Civil liberty groups have endeavoured to make this information public, resulting in efforts to ensure the databases include a diverse range of faces.

However, regardless of this issue, the problem of our right to privacy is not.

FRT relies on the mass surveillance of the population to accurately identify any suspects in question. Granted, CCTV already surveys the populace day-to-day, but the difference with FRT is that it identifies without consent.

A factor which many consider a breach of our human rights.

Ireland and the EU

Ireland’s Minister for Justice, Helen McEntee, announced that her department is drawing up legislation to allow Ireland’s An Garda Siochana (the police force) to use FRT to identify people in real-time.

The Minister stated the technology would be reserved for severe crimes and missing persons cases only, saving countless hours scouring CCTV footage.

However, the mentioned issues have been raised by the Irish Council for Civil Liberties (ICCL), which “strongly opposes” the technology’s use by “law enforcement and in public spaces”. The ICCL has argued that FRT violates several human rights, such as the right to privacy, data protection, assembly, and equality. They have stated that they stand opposed to FRT alongside 170 other civil society organisations.

Furthermore, the ICCL noted that the EU is moving in the opposite direction of Ireland. Meaning the Minister’s pro-FRT policy has come at a time when Ireland will soon be subject to the EU Commission’s European AI regulatory framework. This policy will introduce legislation to heavily regulate AI technology, including FRT, ensuring that AI will “respect the existing law on fundamental human rights.”

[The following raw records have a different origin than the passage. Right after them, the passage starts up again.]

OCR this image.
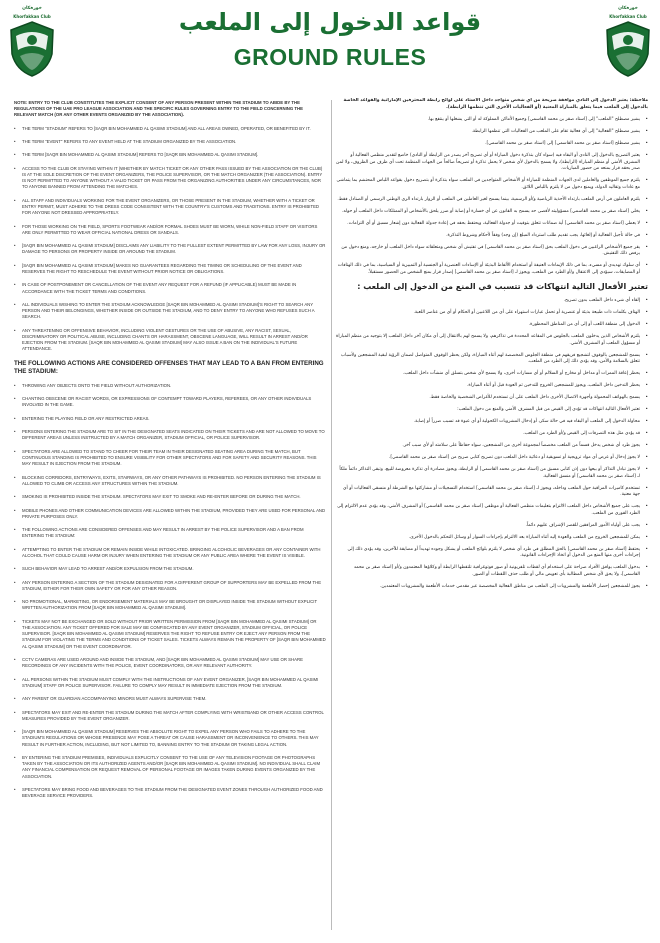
خورفكان
Khorfakkan Club
خورفكان
Khorfakkan Club
قواعد الدخول إلى الملعب
GROUND RULES
NOTE: ENTRY TO THE CLUB CONSTITUTES THE EXPLICIT CONSENT OF ANY PERSON PRESENT WITHIN THE STADIUM TO ABIDE BY THE REGULATIONS OF THE UAE PRO LEAGUE ASSOCIATION AND THE SPECIFIC RULES GOVERNING ENTRY TO THE FIELD CONCERNING THE RELEVANT MATCH (OR ANY OTHER EVENTS ORGANIZED BY THE ASSOCIATION).
• THE TERM "STADIUM" REFERS TO [SAQR BIN MOHAMMED AL QASIMI STADIUM] AND ALL AREAS OWNED, OPERATED, OR BENEFITED BY IT.
• THE TERM "EVENT" REFERS TO ANY EVENT HELD AT THE STADIUM ORGANIZED BY THE ASSOCIATION.
• THE TERM [SAQR BIN MOHAMMED AL QASIMI STADIUM] REFERS TO [SAQR BIN MOHAMMED AL QASIMI STADIUM].
• ACCESS TO THE CLUB OR STAYING WITHIN IT (WHETHER BY MATCH TICKET OR ANY OTHER PASS ISSUED BY THE ASSOCIATION OR THE CLUB) IS AT THE SOLE DISCRETION OF THE EVENT ORGANIZERS, THE POLICE SUPERVISOR, OR THE MATCH ORGANIZER (THE ASSOCIATION). ENTRY IS NOT PERMITTED TO ANYONE WITHOUT A VALID TICKET OR PASS FROM THE ORGANIZING AUTHORITIES UNDER ANY CIRCUMSTANCES, NOR TO ANYONE BANNED FROM ATTENDING THE MATCHES.
• ALL STAFF AND INDIVIDUALS WORKING FOR THE EVENT ORGANIZERS, OR THOSE PRESENT IN THE STADIUM, WHETHER WITH A TICKET OR ENTRY PERMIT, MUST ADHERE TO THE DRESS CODE CONSISTENT WITH THE COUNTRY'S CUSTOMS AND TRADITIONS. ENTRY IS PROHIBITED FOR ANYONE NOT DRESSED APPROPRIATELY.
• FOR THOSE WORKING ON THE FIELD, SPORTS FOOTWEAR AND/OR FORMAL SHOES MUST BE WORN, WHILE NON-FIELD STAFF OR VISITORS ARE ONLY PERMITTED TO WEAR OFFICIAL NATIONAL DRESS OR SANDALS.
• [SAQR BIN MOHAMMED AL QASIMI STADIUM] DISCLAIMS ANY LIABILITY TO THE FULLEST EXTENT PERMITTED BY LAW FOR ANY LOSS, INJURY OR DAMAGE TO PERSONS OR PROPERTY INSIDE OR AROUND THE STADIUM.
• [SAQR BIN MOHAMMED AL QASIMI STADIUM] MAKES NO GUARANTEES REGARDING THE TIMING OR SCHEDULING OF THE EVENT AND RESERVES THE RIGHT TO RESCHEDULE THE EVENT WITHOUT PRIOR NOTICE OR OBLIGATIONS.
• IN CASE OF POSTPONEMENT OR CANCELLATION OF THE EVENT ANY REQUEST FOR A REFUND (IF APPLICABLE) MUST BE MADE IN ACCORDANCE WITH THE TICKET TERMS AND CONDITIONS.
• ALL INDIVIDUALS WISHING TO ENTER THE STADIUM ACKNOWLEDGE [SAQR BIN MOHAMMED AL QASIMI STADIUM]'S RIGHT TO SEARCH ANY PERSON AND THEIR BELONGINGS, WHETHER INSIDE OR OUTSIDE THE STADIUM, AND TO DENY ENTRY TO ANYONE WHO REFUSES SUCH A SEARCH.
• ANY THREATENING OR OFFENSIVE BEHAVIOR, INCLUDING VIOLENT GESTURES OR THE USE OF ABUSIVE, ANY RACIST, SEXUAL, DISCRIMINATORY OR POLITICAL ABUSE, INCLUDING CHANTS OR HARASSMENT, OBSCENE LANGUAGE, WILL RESULT IN ARREST AND/OR EJECTION FROM THE STADIUM. [SAQR BIN MOHAMMED AL QASIMI STADIUM] MAY ALSO ISSUE A BAN ON THE INDIVIDUAL'S FUTURE ATTENDANCE.
THE FOLLOWING ACTIONS ARE CONSIDERED OFFENSES THAT MAY LEAD TO A BAN FROM ENTERING THE STADIUM:
• THROWING ANY OBJECTS ONTO THE FIELD WITHOUT AUTHORIZATION.
• CHANTING OBSCENE OR RACIST WORDS, OR EXPRESSIONS OF CONTEMPT TOWARD PLAYERS, REFEREES, OR ANY OTHER INDIVIDUALS INVOLVED IN THE GAME.
• ENTERING THE PLAYING FIELD OR ANY RESTRICTED AREAS.
• PERSONS ENTERING THE STADIUM ARE TO SIT IN THE DESIGNATED SEATS INDICATED ON THEIR TICKETS AND ARE NOT ALLOWED TO MOVE TO DIFFERENT AREAS UNLESS INSTRUCTED BY A MATCH ORGANIZER, STADIUM OFFICIAL, OR POLICE SUPERVISOR.
• SPECTATORS ARE ALLOWED TO STAND TO CHEER FOR THEIR TEAM IN THEIR DESIGNATED SEATING AREA DURING THE MATCH, BUT CONTINUOUS STANDING IS PROHIBITED TO ENSURE VISIBILITY FOR OTHER SPECTATORS AND FOR SAFETY AND SECURITY REASONS. THIS MAY RESULT IN EJECTION FROM THE STADIUM.
• BLOCKING CORRIDORS, ENTRYWAYS, EXITS, STAIRWAYS, OR ANY OTHER PATHWAYS IS PROHIBITED. NO PERSON ENTERING THE STADIUM IS ALLOWED TO CLIMB OR ACCESS ANY STRUCTURES WITHIN THE STADIUM.
• SMOKING IS PROHIBITED INSIDE THE STADIUM. SPECTATORS MAY EXIT TO SMOKE AND RE-ENTER BEFORE OR DURING THE MATCH.
• MOBILE PHONES AND OTHER COMMUNICATION DEVICES ARE ALLOWED WITHIN THE STADIUM, PROVIDED THEY ARE USED FOR PERSONAL AND PRIVATE PURPOSES ONLY.
• THE FOLLOWING ACTIONS ARE CONSIDERED OFFENSES AND MAY RESULT IN ARREST BY THE POLICE SUPERVISOR AND A BAN FROM ENTERING THE STADIUM:
• ATTEMPTING TO ENTER THE STADIUM OR REMAIN INSIDE WHILE INTOXICATED. BRINGING ALCOHOLIC BEVERAGES OR ANY CONTAINER WITH ALCOHOL THAT COULD CAUSE HARM OR INJURY WHEN ENTERING THE STADIUM OR ANY PUBLIC AREA WHERE THE EVENT IS VISIBLE.
• SUCH BEHAVIOR MAY LEAD TO ARREST AND/OR EXPULSION FROM THE STADIUM.
• ANY PERSON ENTERING A SECTION OF THE STADIUM DESIGNATED FOR A DIFFERENT GROUP OF SUPPORTERS MAY BE EXPELLED FROM THE STADIUM, EITHER FOR THEIR OWN SAFETY OR FOR ANY OTHER REASON.
• NO PROMOTIONAL, MARKETING, OR ENDORSEMENT MATERIALS MAY BE BROUGHT OR DISPLAYED INSIDE THE STADIUM WITHOUT EXPLICIT WRITTEN AUTHORIZATION FROM [SAQR BIN MOHAMMED AL QASIMI STADIUM].
• TICKETS MAY NOT BE EXCHANGED OR SOLD WITHOUT PRIOR WRITTEN PERMISSION FROM [SAQR BIN MOHAMMED AL QASIMI STADIUM] OR THE ASSOCIATION. ANY TICKET OFFERED FOR SALE MAY BE CONFISCATED BY ANY EVENT ORGANIZER, STADIUM OFFICIAL, OR POLICE SUPERVISOR. [SAQR BIN MOHAMMED AL QASIMI STADIUM] RESERVES THE RIGHT TO REFUSE ENTRY OR EJECT ANY PERSON FROM THE STADIUM FOR VIOLATING THE TERMS AND CONDITIONS OF TICKET SALES. TICKETS ALWAYS REMAIN THE PROPERTY OF [SAQR BIN MOHAMMED AL QASIMI STADIUM] OR THE EVENT COORDINATOR.
• CCTV CAMERAS ARE USED AROUND AND INSIDE THE STADIUM, AND [SAQR BIN MOHAMMED AL QASIMI STADIUM] MAY USE OR SHARE RECORDINGS OF ANY INCIDENTS WITH THE POLICE, EVENT COORDINATORS, OR ANY RELEVANT AUTHORITY.
• ALL PERSONS WITHIN THE STADIUM MUST COMPLY WITH THE INSTRUCTIONS OF ANY EVENT ORGANIZER, [SAQR BIN MOHAMMED AL QASIMI STADIUM] STAFF OR POLICE SUPERVISOR. FAILURE TO COMPLY MAY RESULT IN IMMEDIATE EJECTION FROM THE STADIUM.
• ANY PARENT OR GUARDIAN ACCOMPANYING MINORS MUST ALWAYS SUPERVISE THEM.
• SPECTATORS MAY EXIT AND RE-ENTER THE STADIUM DURING THE MATCH AFTER COMPLYING WITH WRISTBAND OR OTHER ACCESS CONTROL MEASURES PROVIDED BY THE EVENT ORGANIZER.
• [SAQR BIN MOHAMMED AL QASIMI STADIUM] RESERVES THE ABSOLUTE RIGHT TO EXPEL ANY PERSON WHO FAILS TO ADHERE TO THE STADIUM'S REGULATIONS OR WHOSE PRESENCE MAY POSE A THREAT OR CAUSE HARASSMENT OR INCONVENIENCE TO OTHERS. THIS MAY RESULT IN FURTHER ACTION, INCLUDING, BUT NOT LIMITED TO, BANNING ENTRY TO THE STADIUM OR TAKING LEGAL ACTION.
• BY ENTERING THE STADIUM PREMISES, INDIVIDUALS EXPLICITLY CONSENT TO THE USE OF ANY TELEVISION FOOTAGE OR PHOTOGRAPHS TAKEN BY THE ASSOCIATION OR ITS AUTHORIZED AGENTS AND/OR [SAQR BIN MOHAMMED AL QASIMI STADIUM]. NO INDIVIDUAL SHALL CLAIM ANY FINANCIAL COMPENSATION OR REQUEST REMOVAL OF PERSONAL FOOTAGE OR IMAGES TAKEN DURING EVENTS ORGANIZED BY THE ASSOCIATION.
• SPECTATORS MAY BRING FOOD AND BEVERAGES TO THE STADIUM FROM THE DESIGNATED EVENT ZONES THROUGH AUTHORIZED FOOD AND BEVERAGE SERVICE PROVIDERS.
ملاحظة: يعتبر الدخول إلى النادي موافقة صريحة من أي شخص متواجد داخل الاستاد على لوائح رابطة المحترفين الإماراتية والقواعد الخاصة بالدخول إلى الملعب فيما يتعلق بالمباراة المعنية (أو الفعاليات الأخرى التي تنظمها الرابطة).
•
يشير مصطلح "الملعب" إلى [استاد صقر بن محمد القاسمي] وجميع الأماكن المملوكة له أو التي يشغلها أو ينتفع بها.
•
يشير مصطلح "الفعالية" إلى أي فعالية تقام على الملعب من الفعاليات التي تنظمها الرابطة.
•
يشير مصطلح [استاد صقر بن محمد القاسمي] إلى [استاد صقر بن محمد القاسمي].
•
يعتبر التصريح بالدخول إلى النادي أو البقاء فيه (سواء كان بتذكرة دخول المباراة أو أي تصريح آخر يصدر من الرابطة أو النادي) خاضع لتقدير منظمي الفعالية أو المشرف الأمني أو منظم المباراة (الرابطة)، ولا يسمح بالدخول لأي شخص لا يحمل تذكرة أو تصريحاً صالحاً من الجهات المنظمة تحت أي ظرف من الظروف، ولا لمن صدر بحقه قرار بمنعه من حضور المباريات.
•
يلتزم جميع الموظفين والعاملين لدى الجهات المنظمة للمباراة أو الأشخاص المتواجدين في الملعب سواء بتذكرة أو بتصريح دخول بقواعد اللباس المحتشم بما يتماشى مع عادات وتقاليد الدولة، ويمنع دخول من لا يلتزم باللباس اللائق.
•
يلتزم العاملون في أرض الملعب بارتداء الأحذية الرياضية و/أو الرسمية، بينما يسمح لغير العاملين في الملعب أو الزوار بارتداء الزي الوطني الرسمي أو الصنادل فقط.
•
يخلي [استاد صقر بن محمد القاسمي] مسؤوليته لأقصى حد يسمح به القانون عن أي خسارة أو إصابة أو ضرر يلحق بالأشخاص أو الممتلكات داخل الملعب أو حوله.
•
لا يعطي [استاد صقر بن محمد القاسمي] أية ضمانات تتعلق بتوقيت أو جدولة الفعالية، ويحتفظ بحقه في إعادة جدولة الفعالية دون إشعار مسبق أو أي التزامات.
•
في حالة تأجيل الفعالية أو إلغائها، يجب تقديم طلب استرداد المبلغ (إن وجد) وفقاً لأحكام وشروط التذكرة.
•
يقر جميع الأشخاص الراغبين في دخول الملعب بحق [استاد صقر بن محمد القاسمي] في تفتيش أي شخص ومتعلقاته سواء داخل الملعب أو خارجه، ومنع دخول من يرفض ذلك التفتيش.
•
أي سلوك تهديدي أو مسيء، بما في ذلك الإيماءات العنيفة أو استخدام الألفاظ البذيئة أو الإساءات العنصرية أو الجنسية أو التمييزية أو السياسية، بما في ذلك الهتافات أو المضايقات، سيؤدي إلى الاعتقال و/أو الطرد من الملعب، ويجوز لـ [استاد صقر بن محمد القاسمي] إصدار قرار بمنع الشخص من الحضور مستقبلاً.
تعتبر الأفعال التالية انتهاكات قد تتسبب في المنع من الدخول إلى الملعب :
•
إلقاء أي شيء داخل الملعب بدون تصريح.
•
الهتاف بكلمات ذات طبيعة بذيئة أو عنصرية أو تحمل عبارات استهزاء على أي من اللاعبين أو الحكام أو أي من عناصر اللعبة.
•
الدخول إلى منطقة اللعب أو إلى أي من المناطق المحظورة.
•
يلتزم الأشخاص الذين يدخلون الملعب بالجلوس في المقاعد المحددة في تذاكرهم، ولا يسمح لهم بالانتقال إلى أي مكان آخر داخل الملعب إلا بتوجيه من منظم المباراة أو مسؤول الملعب أو المشرف الأمني.
•
يسمح للمشجعين بالوقوف لتشجيع فريقهم في منطقة الجلوس المخصصة لهم أثناء المباراة، ولكن يحظر الوقوف المتواصل لضمان الرؤية لبقية المشجعين ولأسباب تتعلق بالسلامة والأمن، وقد يؤدي ذلك إلى الطرد من الملعب.
•
يحظر إعاقة الممرات أو مداخل أو مخارج أو السلالم أو أي مسارات أخرى، ولا يسمح لأي شخص بتسلق أي منشآت داخل الملعب.
•
يحظر التدخين داخل الملعب، ويجوز للمشجعين الخروج للتدخين ثم العودة قبل أو أثناء المباراة.
•
يسمح بالهواتف المحمولة وأجهزة الاتصال الأخرى داخل الملعب على أن تستخدم للأغراض الشخصية والخاصة فقط.
•
تعتبر الأفعال التالية انتهاكات قد تؤدي إلى القبض من قبل المشرف الأمني والمنع من دخول الملعب:
•
محاولة الدخول إلى الملعب أو البقاء فيه في حالة سكر، أو إدخال المشروبات الكحولية أو أي عبوة قد تسبب ضرراً أو إصابة.
•
قد يؤدي مثل هذه التصرفات إلى القبض و/أو الطرد من الملعب.
•
يجوز طرد أي شخص يدخل قسماً من الملعب مخصصاً لمجموعة أخرى من المشجعين، سواء حفاظاً على سلامته أو لأي سبب آخر.
•
لا يجوز إدخال أو عرض أي مواد ترويجية أو تسويقية أو دعائية داخل الملعب دون تصريح كتابي صريح من [استاد صقر بن محمد القاسمي].
•
لا يجوز تبادل التذاكر أو بيعها دون إذن كتابي مسبق من [استاد صقر بن محمد القاسمي] أو الرابطة، ويجوز مصادرة أي تذكرة معروضة للبيع، وتبقى التذاكر دائماً ملكاً لـ [استاد صقر بن محمد القاسمي] أو منسق الفعالية.
•
تستخدم كاميرات المراقبة حول الملعب وداخله، ويجوز لـ [استاد صقر بن محمد القاسمي] استخدام التسجيلات أو مشاركتها مع الشرطة أو منسقي الفعاليات أو أي جهة معنية.
•
يجب على جميع الأشخاص داخل الملعب الالتزام بتعليمات منظمي الفعالية أو موظفي [استاد صقر بن محمد القاسمي] أو المشرف الأمني، وقد يؤدي عدم الالتزام إلى الطرد الفوري من الملعب.
•
يجب على أولياء الأمور المرافقين للقصر الإشراف عليهم دائماً.
•
يمكن للمشجعين الخروج من الملعب والعودة إليه أثناء المباراة بعد الالتزام بإجراءات السوار أو وسائل التحكم بالدخول الأخرى.
•
يحتفظ [استاد صقر بن محمد القاسمي] بالحق المطلق في طرد أي شخص لا يلتزم بلوائح الملعب أو يشكل وجوده تهديداً أو مضايقة للآخرين، وقد يؤدي ذلك إلى إجراءات أخرى منها المنع من الدخول أو اتخاذ الإجراءات القانونية.
•
بدخول الملعب يوافق الأفراد صراحة على استخدام أي لقطات تلفزيونية أو صور فوتوغرافية تلتقطها الرابطة أو وكلاؤها المعتمدون و/أو [استاد صقر بن محمد القاسمي]، ولا يحق لأي شخص المطالبة بأي تعويض مالي أو طلب حذف اللقطات أو الصور.
•
يجوز للمشجعين إحضار الأطعمة والمشروبات إلى الملعب من مناطق الفعالية المخصصة عبر مقدمي خدمات الأطعمة والمشروبات المعتمدين.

The attitude within the European parliament reinforced this, as MEPs voted to ban the use of FRT by law enforcement and public spaces in 2021. More recently voted to accept the final recommendations of the Special Committee on Artificial Intelligence in a Digital Age (AIDA). While they recognised the useful nature of AI, MEPs also recognised the potential threats which AI technologies (such as FRT) propose, calling on the EU to “safeguard fundamental rights”.

Moving forward

AI technologies are already in use in the modern world and are likely to continue being altered, upgraded, and implemented into day-to-day life. So, ensuring that this is done ethically, is of the utmost importance. Scepticism surrounding new technologies set to have large impacts on wider society should always be encouraged as healthy, especially in an age where autocracy exists. The potential abuse of FRT is apparent, but also it's potential to do good.

However, when human rights are threatened, ideas need to be reassessed and reconsidered, not rushed.